Xalapa students attacked with machetes by masked men in police uniforms
June 8, 2015
The neighbourhood surrounding the Humanities Department of the Universidad Veracruzana is leafy and quiet. The ground floors of many houses have been turned into makeshift diners, serving satisfyingly cheap and greasy meals. Upper floors hold poky one room apartments where students gather to share 1 liter bottles of beer, listen to music and gripe about the government. At least, that's how I remember it. It probably hasn't changed much since I was there, except that on Friday one of those get togethers was interrupted by a gang of at least ten masked men, wearing police uniforms and armed with bats, sticks and machetes. They proceeded to beat eight university students, reportedly breaking jaws, knocking out teeth and smashing fingers. All eight required medical attention, three are still in hospital, and at least one requires surgery.
We'll probably never know who did this. It is a case study in the murky depths that lurk beneath even the most idyllic setting in Mexico. A spokesperson for the students accused the police. He said that investigative police who arrived on the scene shortly after the attack refused to help the students. They did begin to search for the culprits until unknown men in civilian clothing told them to call off the investigation. The director of the state police denied any involvement. Another police director said it would be "illogical" for the police to provoke instability in the state in this way.
The students are apparently not convinced. They even claim the public hospital attending them is colluding with the government against the students. Doctors have given incomplete updates to family members on the conditions of the students. Through spokespeople, they say they feel "panicked" by the heavy police presence in the emergency room, and report a number of undercover police informants in the hospital. (This sounds paranoic, but I remember them everywhere in Mexico, usually short-haired thuggish looking youth in colorful T-shirts, like marines dressed up to look like university students). They ask why the director of the university went in through the backdoor to meet the students, but avoided speaking to the press or the parents.
The three most seriously wounded students have since moved to a private hospital.
The attack came two days before Mexico's state and legislative elections. The weeks leading up to the elections have been full of tension, protests and electoral violence. There have been attacks on national voting offices in at least eight states, with tens of thousands of ballots burnt in the street. Last week a a group of students were charged with "terrorism" in the state of Puebla after the National Electoral Institute office was attacked with a Molotov cocktail. A similar attack ocurred in Xalapa. Most attacks were linked to protests over the disappearance of 43 students last year in the state of Guerrero, after an altercation with police in the pay of drug gangs. To complicate matters, the protesters have been joined by a breakaway teachers union opposed to education reforms that would require teachers to submit to testing.

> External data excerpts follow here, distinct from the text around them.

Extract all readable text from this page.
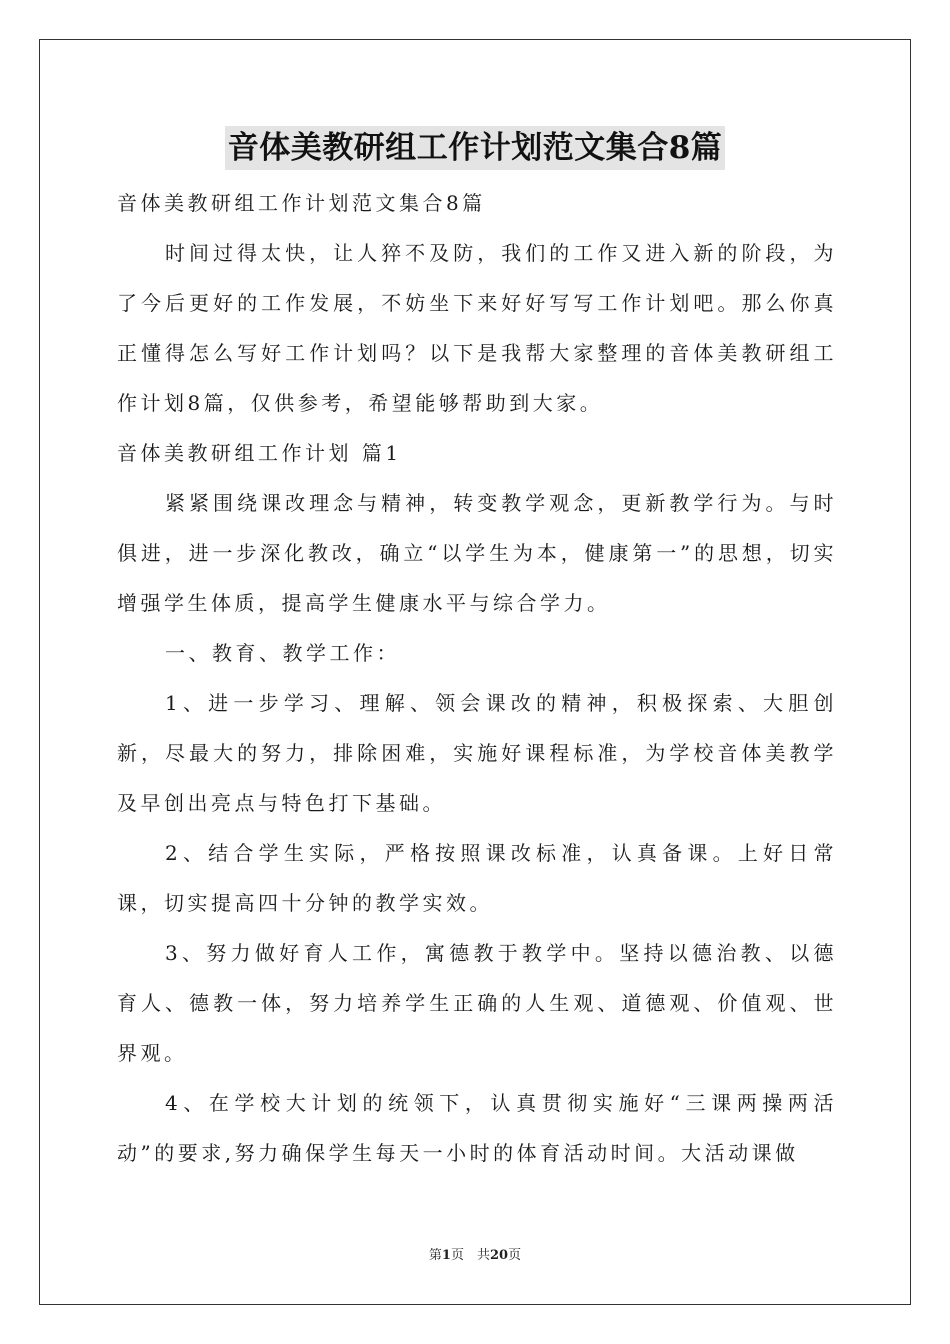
音体美教研组工作计划范文集合8篇

音体美教研组工作计划范文集合8篇

时间过得太快，让人猝不及防，我们的工作又进入新的阶段，为了今后更好的工作发展，不妨坐下来好好写写工作计划吧。那么你真正懂得怎么写好工作计划吗？以下是我帮大家整理的音体美教研组工作计划8篇，仅供参考，希望能够帮助到大家。

音体美教研组工作计划 篇1

紧紧围绕课改理念与精神，转变教学观念，更新教学行为。与时俱进，进一步深化教改，确立“以学生为本，健康第一”的思想，切实增强学生体质，提高学生健康水平与综合学力。

一、教育、教学工作：

1、进一步学习、理解、领会课改的精神，积极探索、大胆创新，尽最大的努力，排除困难，实施好课程标准，为学校音体美教学及早创出亮点与特色打下基础。

2、结合学生实际，严格按照课改标准，认真备课。上好日常课，切实提高四十分钟的教学实效。

3、努力做好育人工作，寓德教于教学中。坚持以德治教、以德育人、德教一体，努力培养学生正确的人生观、道德观、价值观、世界观。

4、在学校大计划的统领下，认真贯彻实施好“三课两操两活动”的要求,努力确保学生每天一小时的体育活动时间。大活动课做

第1页　共20页
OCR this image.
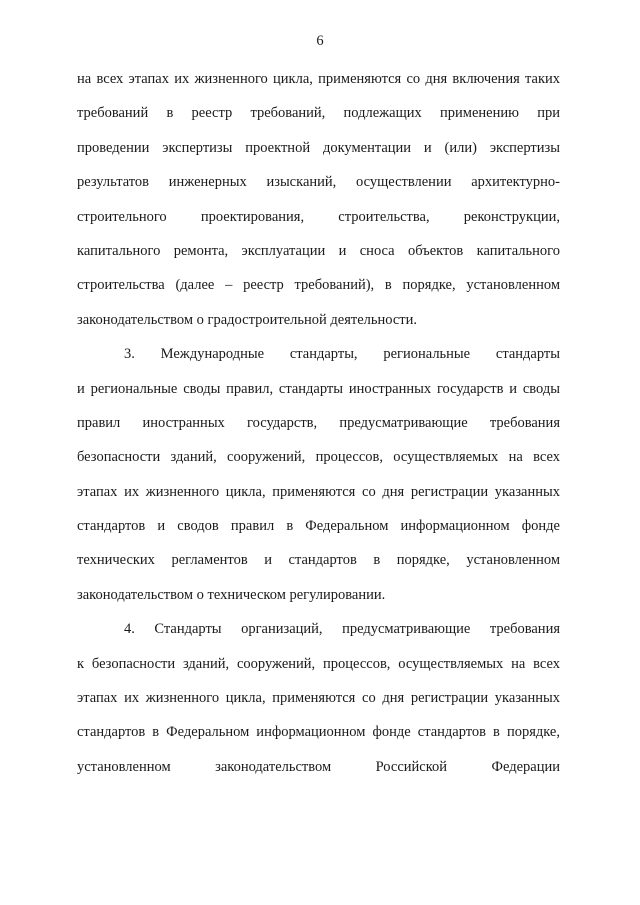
6

на всех этапах их жизненного цикла, применяются со дня включения таких
требований в реестр требований, подлежащих применению при
проведении экспертизы проектной документации и (или) экспертизы
результатов инженерных изысканий, осуществлении архитектурно-
строительного проектирования, строительства, реконструкции,
капитального ремонта, эксплуатации и сноса объектов капитального
строительства (далее – реестр требований), в порядке, установленном
законодательством о градостроительной деятельности.

3. Международные стандарты, региональные стандарты
и региональные своды правил, стандарты иностранных государств и своды
правил иностранных государств, предусматривающие требования
безопасности зданий, сооружений, процессов, осуществляемых на всех
этапах их жизненного цикла, применяются со дня регистрации указанных
стандартов и сводов правил в Федеральном информационном фонде
технических регламентов и стандартов в порядке, установленном
законодательством о техническом регулировании.

4. Стандарты организаций, предусматривающие требования
к безопасности зданий, сооружений, процессов, осуществляемых на всех
этапах их жизненного цикла, применяются со дня регистрации указанных
стандартов в Федеральном информационном фонде стандартов в порядке,
установленном законодательством Российской Федерации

The students in Xalapa, however, are members of an ecology activist group whose relationship to the Guerrero students or the teachers' union is not at all obvious. The newspapers say nothing about it but do mention that the Xalapa students participated in a march protesting the disappearances in Guerrero.
The state prosecutor, meanwhile, hinted at a deeper connection. He said his office was investigating a possible link between the attack on the students and the earlier firebomb attack on the National Electoral Institutes offices in Xalapa. Is that an intimation that the students are less innocent than they seem? This would be standard procedure in the Mexican game of veiled accusation-veiled counter-accusation. (Check out this bizarre exchange between Nobel laureate Rigoberto Menchu and the leader of the families of the disappeared students in Guerrero.) But seen another way, it also sounds like an admission of guilt: government retaliation for an attack against the government? Or maybe it is both?
We will never know. Reporters neither pressed, investigated on their own, or even speculated. For the reader, the questions are so exhausting, and just a tiny sample of the many more like it, that most will eventually give up and forget about it. The sun will keep shining on the Humanidades neighbourhood. The fritangas will keep frying in the luncherias, and students lucky enough not have their parties broken up by unknown attackers will go back to drinking and grousing ineffectually about the government.